One of her top goals recently has been to find a way to notify families when members of the Armed Services are headed back to this city.
“I was out at the Reserve Center a week and a half ago, and I have some Army Reserve contacts out there and some Navy Reserve contacts, but I did not have any for the Marines, so I went up to them and introduced myself to make sure they get included in my notifications to the community,” Haynes said. “And they mentioned they had a group coming back at the end of the month, and I said I’d love to find out when that would be, because if you’d like a domino effect back home, I have a network of people to contact.”

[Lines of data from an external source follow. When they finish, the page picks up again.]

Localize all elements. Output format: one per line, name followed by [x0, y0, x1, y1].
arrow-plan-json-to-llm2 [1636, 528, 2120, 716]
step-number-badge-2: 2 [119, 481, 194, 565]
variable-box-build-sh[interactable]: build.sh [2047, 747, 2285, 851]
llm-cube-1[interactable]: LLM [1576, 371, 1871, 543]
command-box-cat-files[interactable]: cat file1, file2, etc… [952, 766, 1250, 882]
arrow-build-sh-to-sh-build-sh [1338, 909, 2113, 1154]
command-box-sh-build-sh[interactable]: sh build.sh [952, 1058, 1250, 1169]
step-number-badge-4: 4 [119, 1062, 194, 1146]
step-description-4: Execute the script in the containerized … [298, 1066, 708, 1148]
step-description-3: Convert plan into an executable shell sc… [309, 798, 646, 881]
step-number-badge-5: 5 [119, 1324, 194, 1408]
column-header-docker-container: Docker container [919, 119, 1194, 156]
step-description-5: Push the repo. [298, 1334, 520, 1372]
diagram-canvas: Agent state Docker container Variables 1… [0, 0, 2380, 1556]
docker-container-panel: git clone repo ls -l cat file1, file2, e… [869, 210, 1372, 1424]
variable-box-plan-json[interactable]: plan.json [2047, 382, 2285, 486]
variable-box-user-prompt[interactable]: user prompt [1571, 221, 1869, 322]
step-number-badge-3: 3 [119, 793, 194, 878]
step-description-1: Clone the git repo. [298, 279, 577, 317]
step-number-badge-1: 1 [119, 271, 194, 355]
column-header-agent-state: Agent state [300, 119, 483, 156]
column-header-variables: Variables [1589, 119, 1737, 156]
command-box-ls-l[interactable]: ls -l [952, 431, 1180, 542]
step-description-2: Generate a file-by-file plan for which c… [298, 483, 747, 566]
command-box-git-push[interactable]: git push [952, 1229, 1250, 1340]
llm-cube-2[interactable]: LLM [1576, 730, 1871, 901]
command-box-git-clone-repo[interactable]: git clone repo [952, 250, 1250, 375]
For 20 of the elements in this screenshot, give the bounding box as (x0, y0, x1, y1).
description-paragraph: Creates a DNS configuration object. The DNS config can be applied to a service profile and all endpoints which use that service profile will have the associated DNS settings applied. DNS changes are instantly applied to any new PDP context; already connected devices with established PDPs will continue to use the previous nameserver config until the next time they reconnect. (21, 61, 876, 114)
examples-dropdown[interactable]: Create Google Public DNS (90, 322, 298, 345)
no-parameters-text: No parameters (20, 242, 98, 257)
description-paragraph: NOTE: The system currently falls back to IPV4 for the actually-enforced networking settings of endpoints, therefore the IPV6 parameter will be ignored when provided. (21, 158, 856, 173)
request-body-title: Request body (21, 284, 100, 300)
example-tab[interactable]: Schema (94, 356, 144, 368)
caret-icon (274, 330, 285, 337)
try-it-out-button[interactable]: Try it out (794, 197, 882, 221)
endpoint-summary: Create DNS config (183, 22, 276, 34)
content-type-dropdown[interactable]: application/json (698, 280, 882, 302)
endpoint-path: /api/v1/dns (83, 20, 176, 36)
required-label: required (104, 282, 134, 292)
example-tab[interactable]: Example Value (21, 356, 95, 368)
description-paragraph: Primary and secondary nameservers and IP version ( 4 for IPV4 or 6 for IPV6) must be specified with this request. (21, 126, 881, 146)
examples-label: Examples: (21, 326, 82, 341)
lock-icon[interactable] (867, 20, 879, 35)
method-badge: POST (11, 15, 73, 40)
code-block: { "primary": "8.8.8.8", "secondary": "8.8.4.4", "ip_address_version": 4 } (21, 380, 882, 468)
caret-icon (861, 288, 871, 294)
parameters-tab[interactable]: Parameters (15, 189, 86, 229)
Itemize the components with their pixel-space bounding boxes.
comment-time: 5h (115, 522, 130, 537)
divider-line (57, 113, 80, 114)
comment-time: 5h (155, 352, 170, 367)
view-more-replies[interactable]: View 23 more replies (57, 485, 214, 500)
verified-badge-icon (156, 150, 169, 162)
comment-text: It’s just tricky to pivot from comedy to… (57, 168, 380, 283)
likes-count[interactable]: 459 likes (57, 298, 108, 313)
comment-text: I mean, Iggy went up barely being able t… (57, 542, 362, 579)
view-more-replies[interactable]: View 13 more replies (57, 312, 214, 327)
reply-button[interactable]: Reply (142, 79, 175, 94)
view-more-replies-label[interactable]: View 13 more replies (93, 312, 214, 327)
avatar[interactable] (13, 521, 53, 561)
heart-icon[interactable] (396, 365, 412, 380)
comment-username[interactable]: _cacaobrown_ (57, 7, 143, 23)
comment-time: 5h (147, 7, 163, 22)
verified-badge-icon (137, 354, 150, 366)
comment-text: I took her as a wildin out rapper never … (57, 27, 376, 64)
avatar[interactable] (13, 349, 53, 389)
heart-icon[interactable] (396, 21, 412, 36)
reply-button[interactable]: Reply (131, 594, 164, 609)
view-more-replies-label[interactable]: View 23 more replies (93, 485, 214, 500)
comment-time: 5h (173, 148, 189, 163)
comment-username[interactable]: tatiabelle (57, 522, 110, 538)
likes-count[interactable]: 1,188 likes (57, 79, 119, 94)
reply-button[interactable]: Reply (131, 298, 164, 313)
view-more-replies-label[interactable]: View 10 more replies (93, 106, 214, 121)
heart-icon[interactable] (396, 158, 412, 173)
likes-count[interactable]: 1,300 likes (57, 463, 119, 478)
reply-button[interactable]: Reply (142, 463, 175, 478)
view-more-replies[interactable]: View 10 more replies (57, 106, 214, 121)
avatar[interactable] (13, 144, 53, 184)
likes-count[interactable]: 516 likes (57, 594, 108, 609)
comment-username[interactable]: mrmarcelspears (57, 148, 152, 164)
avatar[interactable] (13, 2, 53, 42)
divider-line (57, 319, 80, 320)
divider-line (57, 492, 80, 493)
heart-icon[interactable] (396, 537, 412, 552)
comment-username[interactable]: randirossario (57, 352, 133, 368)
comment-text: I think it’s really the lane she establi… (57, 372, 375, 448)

And contact them she did, sending out email blasts about the upcoming return. When the date got finalized, her email included this piece of advice: “Bring plenty of hugs, tissues, flags/signs/cookies/etc.”
“There are so many people that want to get involved, but the gaps in the network makes it difficult,” she said.
That’s why she made this return a great test case for getting out the word, even on very short notice, about the soldiers coming home.
When she learned about it, “I send notices to their family and friends to get out the word. I know there are a lot of people who would love to get involved in something like this. It was incredibly short notice for a lot of people to be able to participate, but the goal is to be able to get a little more head notice and let folks know, so they’ve got a choice to participate or not participate.”
The huge turnout and heartfelt welcome that the soldiers got was probably a solid boost to their morale, knowing the people back home love and support them so much, Haynes said.
“I can only hope that theirs was a sigh of relief, that in reality that they were home,” she said. “I don’t think that they had expected anything like the turnout that there was in the community with such short notice. They were choked up. Some of them just clung to people and hugged them. They were grinning from ear to ear to be told by people they don’t even know, ‘Thank you for serving, thank you for being a Marine.”